To use it from a template, use {{xlit}}
.
Within a module, use Module:languages#Language:transliterate.
For testcases, see Module:sa-Java-translit/testcases.
Functions
tr(text, lang, sc)
- Transliterates a given piece of
text
written in the script specified by the codesc
, and language specified by the codelang
. - When the transliteration fails, returns
nil
.
It transliterates Sanskrit text in accordance with the IAST convention.
Method
[edit]The core of the transliteration is the conversion of CV? sequences where V is a vowel or a mark of its absence. The Javanese script is more complicated than the Devanagari script, so the process is a bit more complicated.
The characters of the script that may be transliterated consist of consonants, both base and subscript consonants, dependent vowels, and others. The base consonants are listed in the variable C and the subscript consonants are listed in the variable S. Their transliterations are stored in the table consonants. The transliterations of the dependent vowels are stored in the table diacritics. Other transliterations are stored in the table tt. These include independent vowels and anusvara.
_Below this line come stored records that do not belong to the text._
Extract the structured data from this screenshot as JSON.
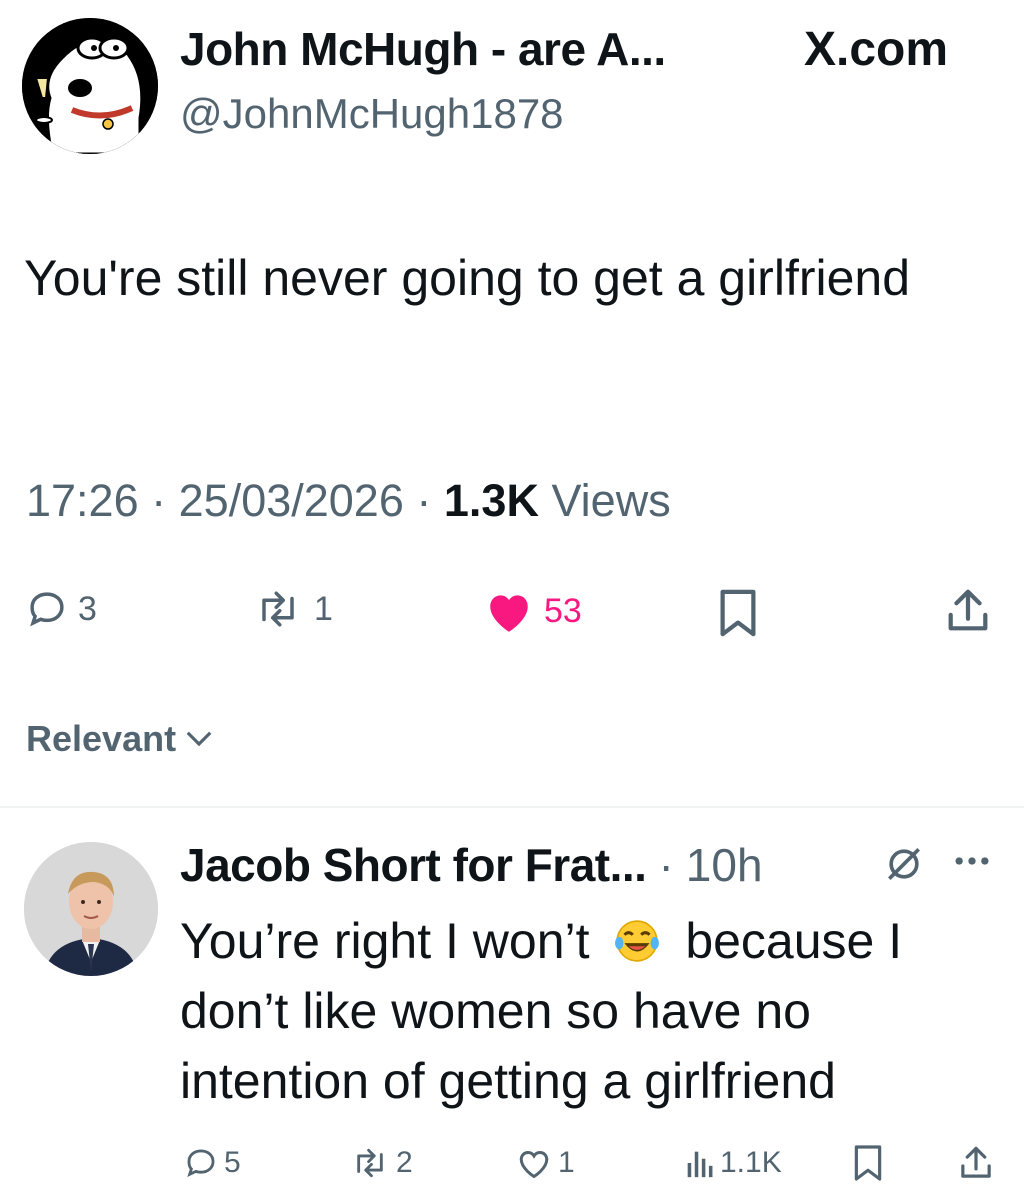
{
  "post": {
    "author_name": "John McHugh - are A...",
    "handle": "@JohnMcHugh1878",
    "brand": "X.com",
    "text": "You're still never going to get a girlfriend",
    "time": "17:26",
    "date": "25/03/2026",
    "views_count": "1.3K",
    "views_label": "Views",
    "replies": "3",
    "reposts": "1",
    "likes": "53",
    "like_color": "#f91880"
  },
  "filter": {
    "label": "Relevant"
  },
  "reply": {
    "author_name": "Jacob Short for Frat...",
    "time": "10h",
    "text_before_emoji": "You’re right I won’t",
    "text_after_emoji": "because I don’t like women so have no intention of getting a girlfriend",
    "replies": "5",
    "reposts": "2",
    "likes": "1",
    "views": "1.1K"
  },
  "colors": {
    "text": "#0f1419",
    "secondary": "#536471",
    "like": "#f91880"
  }
}
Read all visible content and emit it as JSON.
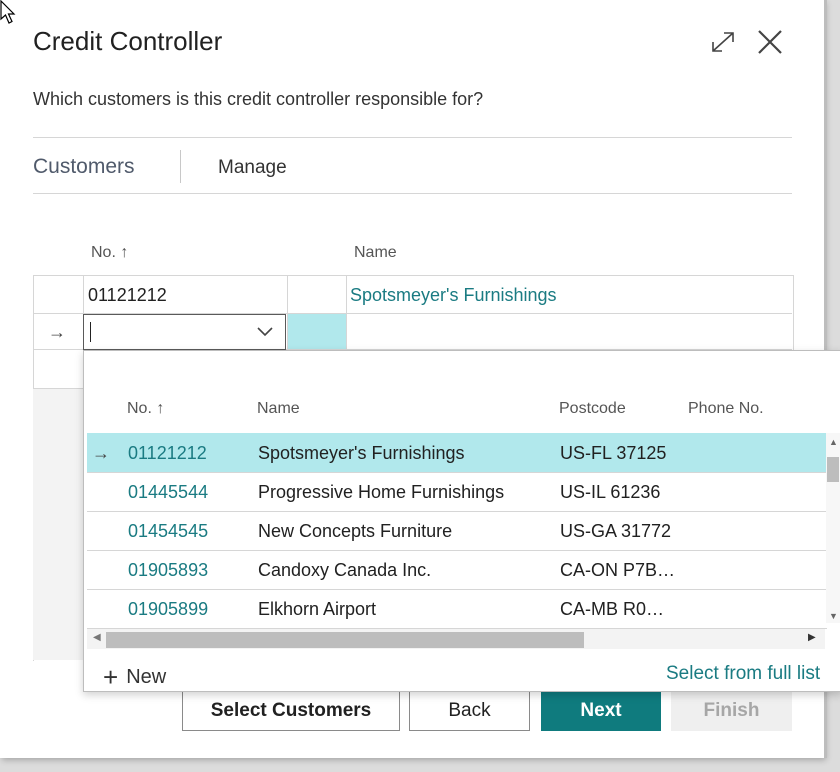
{
  "dialog": {
    "title": "Credit Controller",
    "question": "Which customers is this credit controller responsible for?"
  },
  "tabs": {
    "customers": "Customers",
    "manage": "Manage"
  },
  "grid": {
    "col_no": "No. ↑",
    "col_name": "Name",
    "rows": [
      {
        "no": "01121212",
        "name": "Spotsmeyer's Furnishings"
      }
    ],
    "row_arrow": "→"
  },
  "lookup": {
    "headers": {
      "no": "No. ↑",
      "name": "Name",
      "postcode": "Postcode",
      "phone": "Phone No."
    },
    "selected_arrow": "→",
    "rows": [
      {
        "no": "01121212",
        "name": "Spotsmeyer's Furnishings",
        "postcode": "US-FL 37125"
      },
      {
        "no": "01445544",
        "name": "Progressive Home Furnishings",
        "postcode": "US-IL 61236"
      },
      {
        "no": "01454545",
        "name": "New Concepts Furniture",
        "postcode": "US-GA 31772"
      },
      {
        "no": "01905893",
        "name": "Candoxy Canada Inc.",
        "postcode": "CA-ON P7B…"
      },
      {
        "no": "01905899",
        "name": "Elkhorn Airport",
        "postcode": "CA-MB R0…"
      }
    ],
    "new_label": "New",
    "full_list_label": "Select from full list"
  },
  "buttons": {
    "select_customers": "Select Customers",
    "back": "Back",
    "next": "Next",
    "finish": "Finish"
  },
  "colors": {
    "accent": "#0f7b7e",
    "link": "#1a7b82",
    "selected_row": "#b1e8ec"
  }
}
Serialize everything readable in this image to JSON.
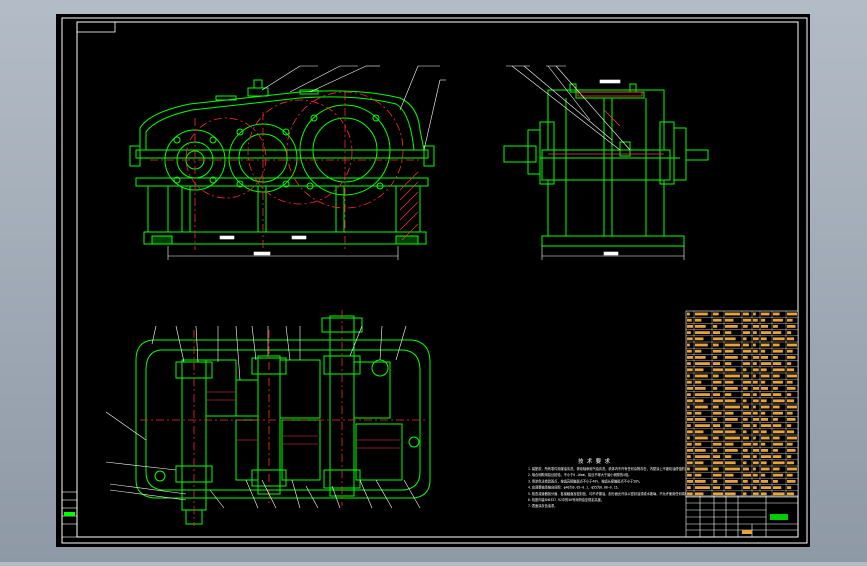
{
  "notes": {
    "title": "技 术 要 求",
    "lines": [
      "1.装配前，所有零件用煤油清洗，滚动轴承用汽油清洗，机体内不许有任何杂物存在，内壁涂上不被机油侵蚀的涂料两次。",
      "2.啮合侧隙用铅丝检验，不小于0.16mm，铅丝不得大于最小侧隙的4倍。",
      "3.用涂色法检验斑点，按齿高接触斑点不小于40%，按齿长接触斑点不小于50%。",
      "4.应调整轴承轴向间隙：φ40为0.05~0.1，φ55为0.08~0.15。",
      "5.检查减速器剖分面、各接触面及密封处，均不许漏油，剖分面允许涂以密封油漆或水玻璃，不允许使用任何填料。",
      "6.机座内装SH0357-92中的50号润滑油至规定高度。",
      "7.表面涂灰色油漆。"
    ]
  },
  "colors": {
    "background": "#000000",
    "frame": "#ffffff",
    "outline": "#00ff00",
    "centerline": "#ff2a2a",
    "dimension": "#ffffff",
    "table_fill": "#e8a23a",
    "table_text": "#ffffff"
  }
}
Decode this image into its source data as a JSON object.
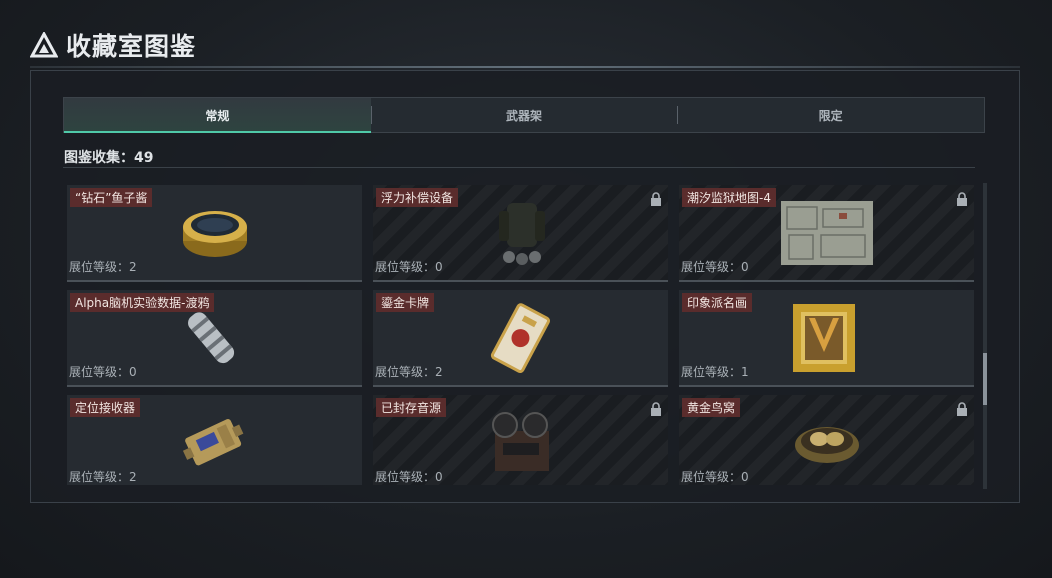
{
  "header": {
    "title": "收藏室图鉴",
    "logo_icon": "triangle-logo-icon"
  },
  "tabs": [
    {
      "label": "常规",
      "active": true
    },
    {
      "label": "武器架",
      "active": false
    },
    {
      "label": "限定",
      "active": false
    }
  ],
  "collection": {
    "count_label": "图鉴收集：49"
  },
  "items": [
    {
      "name": "“钻石”鱼子酱",
      "level": "展位等级：2",
      "locked": false,
      "icon": "caviar-tin-icon"
    },
    {
      "name": "浮力补偿设备",
      "level": "展位等级：0",
      "locked": true,
      "icon": "buoyancy-device-icon"
    },
    {
      "name": "潮汐监狱地图-4",
      "level": "展位等级：0",
      "locked": true,
      "icon": "prison-map-icon"
    },
    {
      "name": "Alpha脑机实验数据-渡鸦",
      "level": "展位等级：0",
      "locked": false,
      "icon": "data-canister-icon"
    },
    {
      "name": "鎏金卡牌",
      "level": "展位等级：2",
      "locked": false,
      "icon": "gilded-card-icon"
    },
    {
      "name": "印象派名画",
      "level": "展位等级：1",
      "locked": false,
      "icon": "framed-painting-icon"
    },
    {
      "name": "定位接收器",
      "level": "展位等级：2",
      "locked": false,
      "icon": "receiver-device-icon"
    },
    {
      "name": "已封存音源",
      "level": "展位等级：0",
      "locked": true,
      "icon": "reel-recorder-icon"
    },
    {
      "name": "黄金鸟窝",
      "level": "展位等级：0",
      "locked": true,
      "icon": "golden-nest-icon"
    }
  ],
  "colors": {
    "accent": "#4fc9a8",
    "name_tag": "#5a2c2c",
    "panel": "#1a1e23"
  }
}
The first step is to partially transliterate the sequences 'CS', for there is no implicit vowel between the two parts. The 'C' part is transliterated, and the 'S' part is left for further consideration. This step is repeated, so as to handle any potential sequences CSSS, though there should not be any.
The next step is to transliterate CV? combinations. Some vowels are encoded as three characters (virama, liquid vowel letter, and length mark). (TODO: Trap undefined sequences.) The structure of vowels is simple enough to be captured inline in the coding of the substitution. Note that if there were any CSSS sequences, the first letters of the transliterations of the subscript consonants would have to be treated as vowels.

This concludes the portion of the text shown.